Cette position de l’AMF a été rejointe par la plupart des autres associations d’élus : l’APVF (petites villes) a par exemple demandé au gouvernement, à tout le moins, que soit préservé « le principe d’une concurrence équitable entre les grandes surfaces et les commerces de proximité ». Villes de France a appelé le gouvernement à « préserver les commerces de centre-ville », faisant elle aussi part de son « incompréhension » et pointant « la détresse des commerçants ». L’association appelle le gouvernement « à réviser sa position sur l’ouverture des commerces en centre-ville. »
Enfin, samedi, cinquante élus – de toutes tendances – des grandes villes ont demandé au gouvernement de « travailler rapidement à une solution » dans ce dossier.
Demande de concertation
La réponse du gouvernement est venue dimanche soir, au cours de l’interview du Premier ministre, Jean Castex, sur TF1. Elle n’a pas été celle que beaucoup de maires attendaient : les commerces jugés non essentiels resteront fermés au moins jusqu’au 15 novembre – date à laquelle le gouvernement a prévu une clause de revoyure. Le chef du gouvernement a promis un soutien « massif » aux commerçants, « pour ne pas qu’ils mettent la clé sous la porte ».
En contrepartie, Jean Castex a annoncé que le décret du 29 octobre allait être modifié, dès demain, pour que « la vente des produits qui sont d’ores et déjà interdits dans les commerces de proximité » soit également « interdite dans les grandes surfaces ».
Côté AMF, on souligne ce matin, après une réunion du comité directeur de l'association, que la priorité absolue des maires « reste naturellement la lutte contre l'épidémie », dont leur présence quotidienne sur le terrain leur fait ressentir toute l'urgence.

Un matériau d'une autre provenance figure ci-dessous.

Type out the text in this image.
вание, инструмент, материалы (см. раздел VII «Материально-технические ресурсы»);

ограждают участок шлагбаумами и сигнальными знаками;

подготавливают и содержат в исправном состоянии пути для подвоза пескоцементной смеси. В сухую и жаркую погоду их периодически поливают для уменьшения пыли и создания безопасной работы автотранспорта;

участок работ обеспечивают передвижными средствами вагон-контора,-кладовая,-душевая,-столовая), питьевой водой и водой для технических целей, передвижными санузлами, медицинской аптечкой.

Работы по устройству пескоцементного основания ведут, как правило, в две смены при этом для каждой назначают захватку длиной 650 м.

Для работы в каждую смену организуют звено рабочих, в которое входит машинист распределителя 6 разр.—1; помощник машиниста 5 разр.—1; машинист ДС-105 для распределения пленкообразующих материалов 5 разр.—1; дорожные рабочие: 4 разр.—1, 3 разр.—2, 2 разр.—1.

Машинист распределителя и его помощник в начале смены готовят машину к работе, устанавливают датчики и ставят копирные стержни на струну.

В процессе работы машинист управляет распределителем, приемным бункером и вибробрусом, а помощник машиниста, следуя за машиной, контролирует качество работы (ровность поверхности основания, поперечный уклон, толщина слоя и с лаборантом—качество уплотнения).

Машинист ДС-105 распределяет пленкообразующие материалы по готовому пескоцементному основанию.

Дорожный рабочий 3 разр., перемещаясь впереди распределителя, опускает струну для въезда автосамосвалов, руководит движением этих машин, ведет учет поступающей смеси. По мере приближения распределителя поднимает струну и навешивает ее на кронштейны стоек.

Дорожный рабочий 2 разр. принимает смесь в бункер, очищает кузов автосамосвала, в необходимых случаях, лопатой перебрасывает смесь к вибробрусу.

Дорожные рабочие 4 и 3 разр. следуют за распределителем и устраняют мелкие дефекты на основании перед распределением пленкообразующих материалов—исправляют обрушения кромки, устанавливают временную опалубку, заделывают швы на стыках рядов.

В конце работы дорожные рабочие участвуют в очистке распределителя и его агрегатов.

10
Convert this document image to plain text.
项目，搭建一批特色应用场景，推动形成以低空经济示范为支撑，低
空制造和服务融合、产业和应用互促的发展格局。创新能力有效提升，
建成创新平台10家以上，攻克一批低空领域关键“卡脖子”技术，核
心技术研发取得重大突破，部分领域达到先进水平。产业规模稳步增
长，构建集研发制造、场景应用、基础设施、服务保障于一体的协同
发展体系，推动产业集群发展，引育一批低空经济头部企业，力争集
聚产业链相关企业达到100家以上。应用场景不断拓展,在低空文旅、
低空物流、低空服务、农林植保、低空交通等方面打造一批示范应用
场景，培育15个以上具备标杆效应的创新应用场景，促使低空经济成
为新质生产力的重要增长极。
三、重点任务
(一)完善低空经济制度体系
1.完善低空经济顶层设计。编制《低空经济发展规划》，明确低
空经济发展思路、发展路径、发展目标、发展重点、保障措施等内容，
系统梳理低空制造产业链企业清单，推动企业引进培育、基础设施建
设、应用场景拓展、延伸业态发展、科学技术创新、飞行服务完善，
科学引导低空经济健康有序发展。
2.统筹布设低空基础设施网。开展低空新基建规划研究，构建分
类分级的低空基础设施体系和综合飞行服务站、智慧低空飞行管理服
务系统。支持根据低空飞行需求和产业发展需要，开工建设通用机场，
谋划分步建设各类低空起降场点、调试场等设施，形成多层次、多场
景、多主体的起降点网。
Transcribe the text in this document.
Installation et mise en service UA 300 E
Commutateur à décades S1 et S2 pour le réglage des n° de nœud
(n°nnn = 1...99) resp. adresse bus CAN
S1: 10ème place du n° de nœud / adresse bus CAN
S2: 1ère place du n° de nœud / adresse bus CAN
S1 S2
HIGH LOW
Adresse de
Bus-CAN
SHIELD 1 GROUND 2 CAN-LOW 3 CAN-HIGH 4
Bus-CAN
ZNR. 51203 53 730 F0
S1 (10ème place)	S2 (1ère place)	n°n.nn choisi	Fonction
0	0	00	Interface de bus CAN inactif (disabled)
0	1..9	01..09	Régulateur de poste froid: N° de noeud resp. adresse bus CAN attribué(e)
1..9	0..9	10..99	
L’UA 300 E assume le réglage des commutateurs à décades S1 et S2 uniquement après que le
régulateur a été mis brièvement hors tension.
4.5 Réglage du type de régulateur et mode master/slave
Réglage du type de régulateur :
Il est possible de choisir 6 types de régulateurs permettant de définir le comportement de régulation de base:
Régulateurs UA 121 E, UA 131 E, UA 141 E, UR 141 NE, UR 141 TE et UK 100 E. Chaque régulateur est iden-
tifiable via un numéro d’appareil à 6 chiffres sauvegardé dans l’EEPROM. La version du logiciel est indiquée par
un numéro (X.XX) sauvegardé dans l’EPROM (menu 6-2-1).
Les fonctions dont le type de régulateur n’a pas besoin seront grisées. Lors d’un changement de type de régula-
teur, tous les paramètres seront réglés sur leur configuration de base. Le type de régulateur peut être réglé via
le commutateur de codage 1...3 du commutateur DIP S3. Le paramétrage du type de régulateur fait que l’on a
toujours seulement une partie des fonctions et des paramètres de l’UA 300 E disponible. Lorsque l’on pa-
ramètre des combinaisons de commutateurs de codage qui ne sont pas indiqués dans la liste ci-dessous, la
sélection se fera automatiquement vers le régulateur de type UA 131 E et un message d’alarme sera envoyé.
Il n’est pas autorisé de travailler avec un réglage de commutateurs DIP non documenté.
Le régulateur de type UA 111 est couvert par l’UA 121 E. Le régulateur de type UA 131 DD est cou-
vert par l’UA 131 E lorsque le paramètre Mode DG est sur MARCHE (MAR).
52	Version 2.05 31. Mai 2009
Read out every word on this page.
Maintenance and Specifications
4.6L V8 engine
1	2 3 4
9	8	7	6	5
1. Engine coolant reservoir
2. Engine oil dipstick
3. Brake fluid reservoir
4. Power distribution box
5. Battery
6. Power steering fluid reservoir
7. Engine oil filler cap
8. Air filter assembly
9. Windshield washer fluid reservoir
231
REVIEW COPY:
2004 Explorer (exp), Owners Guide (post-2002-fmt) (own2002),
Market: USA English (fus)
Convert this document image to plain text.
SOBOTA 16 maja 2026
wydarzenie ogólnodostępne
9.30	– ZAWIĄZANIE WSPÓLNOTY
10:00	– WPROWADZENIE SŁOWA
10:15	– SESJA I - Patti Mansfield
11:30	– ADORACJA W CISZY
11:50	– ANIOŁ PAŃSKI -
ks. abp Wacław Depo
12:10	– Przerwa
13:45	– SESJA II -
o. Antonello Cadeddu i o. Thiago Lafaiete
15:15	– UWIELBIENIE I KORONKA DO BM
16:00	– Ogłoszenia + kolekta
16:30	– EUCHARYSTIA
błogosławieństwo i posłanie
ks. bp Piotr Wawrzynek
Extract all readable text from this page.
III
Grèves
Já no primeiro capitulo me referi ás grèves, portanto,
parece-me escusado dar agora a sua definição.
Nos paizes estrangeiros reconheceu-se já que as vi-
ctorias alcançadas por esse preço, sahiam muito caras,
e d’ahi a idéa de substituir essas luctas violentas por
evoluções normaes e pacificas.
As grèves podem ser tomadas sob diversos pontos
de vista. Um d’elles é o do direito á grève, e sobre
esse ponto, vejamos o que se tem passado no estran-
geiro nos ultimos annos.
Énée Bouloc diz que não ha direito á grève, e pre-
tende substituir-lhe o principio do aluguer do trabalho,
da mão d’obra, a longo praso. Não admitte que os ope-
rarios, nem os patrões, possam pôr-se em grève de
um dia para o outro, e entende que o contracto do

L'association souhaite à présent que la clause de revoyure prévue par le gouvernement à la mi-novembre soit l'occasion de procéder à des « ajustements », dans un esprit de « concertation ». Car si des élus comme Philippe Laurent déploraient ce matin que le décret ait été pris sans concertation ni avec les maires ni avec les fédérations de commerçants, il reste possible que la clause de revoyure soit l'occasion de corriger le tir. Les responsables de l'AMF attendent donc d'être associés à ces discussions. Il y a là, insiste Philippe Laurent, « un vrai enjeu de confiance ».